There are several ways to use these objects for reinforcing place value.
- Call out a number and have the child represent it with the corresponding groups of 10 and individual counters. For example, to represent 73, the student would make 7 groups of 10 counters plus 3 individual counters.
- Reverse the previous activity by handing the child several groups of 10 counters plus individual counters. The child determines the number of counters based on the groupings.
- Hand the child a large pile of counters. Have her make as many groups of 10 as possible. If there are more than 10 groups of 10, have her combine them to make a group of 100.
- Provide two different piles of counters that are already grouped into 10s. Have the child add the two piles by combining the groupings and individual counters.
Other Place Value Activities
It never hurts to teach a math concept in multiple ways. If your homeschool kids need more practice with place value, try some of these activities.

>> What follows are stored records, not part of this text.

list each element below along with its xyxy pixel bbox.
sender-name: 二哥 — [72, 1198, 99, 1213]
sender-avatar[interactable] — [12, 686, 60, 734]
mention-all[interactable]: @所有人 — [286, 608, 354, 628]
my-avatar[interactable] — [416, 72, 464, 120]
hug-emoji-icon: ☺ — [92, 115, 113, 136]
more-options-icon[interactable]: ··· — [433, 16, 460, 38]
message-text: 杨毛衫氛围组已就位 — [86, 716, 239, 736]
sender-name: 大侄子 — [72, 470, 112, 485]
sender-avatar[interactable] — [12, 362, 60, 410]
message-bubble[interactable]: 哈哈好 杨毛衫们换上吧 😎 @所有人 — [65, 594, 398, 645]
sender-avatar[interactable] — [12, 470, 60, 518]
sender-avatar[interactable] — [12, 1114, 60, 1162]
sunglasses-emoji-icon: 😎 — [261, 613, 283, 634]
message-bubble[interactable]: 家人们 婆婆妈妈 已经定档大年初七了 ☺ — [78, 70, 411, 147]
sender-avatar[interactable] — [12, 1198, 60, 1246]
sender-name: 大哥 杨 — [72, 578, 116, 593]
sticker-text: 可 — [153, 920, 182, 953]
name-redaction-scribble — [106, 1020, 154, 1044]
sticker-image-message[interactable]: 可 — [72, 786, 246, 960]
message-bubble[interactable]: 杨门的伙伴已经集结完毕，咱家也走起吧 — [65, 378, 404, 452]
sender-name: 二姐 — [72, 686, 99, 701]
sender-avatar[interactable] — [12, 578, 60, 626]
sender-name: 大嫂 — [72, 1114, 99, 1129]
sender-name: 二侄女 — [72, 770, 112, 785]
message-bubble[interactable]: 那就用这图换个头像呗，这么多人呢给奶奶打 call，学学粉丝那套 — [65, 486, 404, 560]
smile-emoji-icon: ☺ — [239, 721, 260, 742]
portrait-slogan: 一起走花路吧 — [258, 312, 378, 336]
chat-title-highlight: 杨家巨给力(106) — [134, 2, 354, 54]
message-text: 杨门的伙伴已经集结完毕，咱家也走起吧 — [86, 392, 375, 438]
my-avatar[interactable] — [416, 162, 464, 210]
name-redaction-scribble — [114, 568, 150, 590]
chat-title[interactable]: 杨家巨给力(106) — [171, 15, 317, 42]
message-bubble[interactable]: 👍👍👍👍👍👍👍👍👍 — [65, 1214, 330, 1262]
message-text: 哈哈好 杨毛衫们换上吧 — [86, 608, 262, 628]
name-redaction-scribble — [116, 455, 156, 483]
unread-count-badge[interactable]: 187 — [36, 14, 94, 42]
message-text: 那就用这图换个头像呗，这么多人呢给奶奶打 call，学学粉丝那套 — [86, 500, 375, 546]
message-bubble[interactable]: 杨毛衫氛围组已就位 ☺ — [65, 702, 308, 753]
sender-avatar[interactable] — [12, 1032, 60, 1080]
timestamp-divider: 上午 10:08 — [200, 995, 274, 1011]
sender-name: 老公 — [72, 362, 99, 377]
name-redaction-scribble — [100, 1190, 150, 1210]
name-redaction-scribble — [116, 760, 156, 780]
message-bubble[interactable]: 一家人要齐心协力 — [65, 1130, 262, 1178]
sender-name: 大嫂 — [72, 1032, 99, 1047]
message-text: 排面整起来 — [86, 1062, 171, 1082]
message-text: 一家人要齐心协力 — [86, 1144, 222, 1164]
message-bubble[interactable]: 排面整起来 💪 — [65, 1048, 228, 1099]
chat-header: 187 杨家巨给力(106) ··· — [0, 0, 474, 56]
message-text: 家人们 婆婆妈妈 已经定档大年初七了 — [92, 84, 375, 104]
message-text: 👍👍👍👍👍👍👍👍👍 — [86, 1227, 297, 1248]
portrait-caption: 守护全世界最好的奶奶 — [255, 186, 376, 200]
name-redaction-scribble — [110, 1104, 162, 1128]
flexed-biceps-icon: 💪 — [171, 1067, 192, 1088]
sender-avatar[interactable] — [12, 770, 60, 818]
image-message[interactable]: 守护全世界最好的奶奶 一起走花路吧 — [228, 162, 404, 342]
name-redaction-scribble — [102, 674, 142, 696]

Each child needs a set of index cards with the numbers from 0 to 9, with one number on each card. Create a place value chart for each child. This is as simple as drawing a square for each place value. Add labels above each square to reinforce the name of each spot. Call out a number and have the students build the number on the place value chart.
Playing Card Place Value
For this game, you need a deck of playing cards and the place value chart. Determine how far you want to go on the place value chart and deal out that number of cards to each child. So, if you want to go to the ten thousands place, each child needs five cards. For the millions place, each child needs seven cards. The goal is to build the highest number. Each child turns over his first card and places it on the chart. They continue flipping over cards and placing them on the chart. Have each child read his final number to reinforce the concept. The child with the highest number is the winner.
Dice and a place value chart create another review game for place value. Similar to the playing card activity, the kids take turns rolling the dice to build numbers. The child who builds the highest number on each roll wins that round.
Place Value Worksheets
Once your child understands the concept of place values, reinforce your lessons with these printable worksheets:
- Simple Tens and Ones Place Value Worksheet: Perfect for beginning place value lessons at a second grade level. Focuses on the tens and ones.

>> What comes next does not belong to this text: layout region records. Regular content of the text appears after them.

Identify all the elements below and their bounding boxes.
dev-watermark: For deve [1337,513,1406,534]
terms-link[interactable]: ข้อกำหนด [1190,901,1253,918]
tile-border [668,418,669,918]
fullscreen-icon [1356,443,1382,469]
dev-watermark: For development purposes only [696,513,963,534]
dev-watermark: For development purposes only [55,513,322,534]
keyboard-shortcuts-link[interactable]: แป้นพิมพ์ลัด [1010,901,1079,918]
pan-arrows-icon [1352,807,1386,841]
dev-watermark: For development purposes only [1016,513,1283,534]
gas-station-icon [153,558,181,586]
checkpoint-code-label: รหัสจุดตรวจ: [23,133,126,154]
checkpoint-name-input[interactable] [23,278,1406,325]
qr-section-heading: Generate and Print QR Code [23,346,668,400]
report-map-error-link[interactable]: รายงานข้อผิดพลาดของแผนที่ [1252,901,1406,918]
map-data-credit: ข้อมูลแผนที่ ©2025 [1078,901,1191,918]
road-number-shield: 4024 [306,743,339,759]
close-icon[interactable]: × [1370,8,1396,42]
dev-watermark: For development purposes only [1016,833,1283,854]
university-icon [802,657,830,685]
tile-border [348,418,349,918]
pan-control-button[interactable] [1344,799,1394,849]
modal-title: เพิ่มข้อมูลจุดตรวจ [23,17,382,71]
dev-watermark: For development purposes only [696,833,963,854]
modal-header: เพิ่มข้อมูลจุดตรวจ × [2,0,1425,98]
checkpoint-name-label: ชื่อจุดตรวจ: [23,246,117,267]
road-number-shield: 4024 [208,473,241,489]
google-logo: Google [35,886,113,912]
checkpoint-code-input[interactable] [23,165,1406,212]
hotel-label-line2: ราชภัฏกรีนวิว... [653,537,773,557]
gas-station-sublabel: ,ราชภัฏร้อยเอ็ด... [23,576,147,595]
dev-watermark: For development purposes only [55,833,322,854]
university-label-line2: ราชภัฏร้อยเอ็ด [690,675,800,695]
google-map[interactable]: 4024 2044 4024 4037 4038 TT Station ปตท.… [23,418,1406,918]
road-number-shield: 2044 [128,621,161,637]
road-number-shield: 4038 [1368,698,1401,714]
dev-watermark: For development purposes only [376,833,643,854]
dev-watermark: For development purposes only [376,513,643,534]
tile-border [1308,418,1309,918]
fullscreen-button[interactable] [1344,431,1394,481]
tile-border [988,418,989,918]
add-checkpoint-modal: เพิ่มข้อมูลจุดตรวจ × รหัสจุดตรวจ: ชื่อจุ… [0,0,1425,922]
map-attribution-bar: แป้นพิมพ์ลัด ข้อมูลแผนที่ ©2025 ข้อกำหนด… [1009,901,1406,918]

- Up to Ten Thousand Place Value Worksheet: Offers place value problems up to the ten thousands. Worksheet is approximately third grade level work.
- Camp Ladybug Place Values Worksheet: The ladybugs are on their way to camp in buses. Figure out where each ladybug goes and insert place values. This worksheet is for third and fourth grade students.
- Decimal Place Value Worksheet: Children in grades three through five begin to incorporate the concept of place value with decimals. This worksheet teaches decimal place value through the thousands. The people at EdHelper allow you to print this worksheet along with an answer key, as well as offer some additional place value worksheets for different levels of learning.
- Enchanted Forest Place Values Worksheet: Fourth graders can use this worksheet to learn the decimals through the thousandths place, created by Math Blaster.
Understanding Place Value
The variety of activities used for teaching place value reinforces the concept for kids. Their understanding and comfort with place value grows with frequent opportunities to practice. Reviewing place value periodically throughout the year helps the kids with other mathematical functions, solidifying their math skills.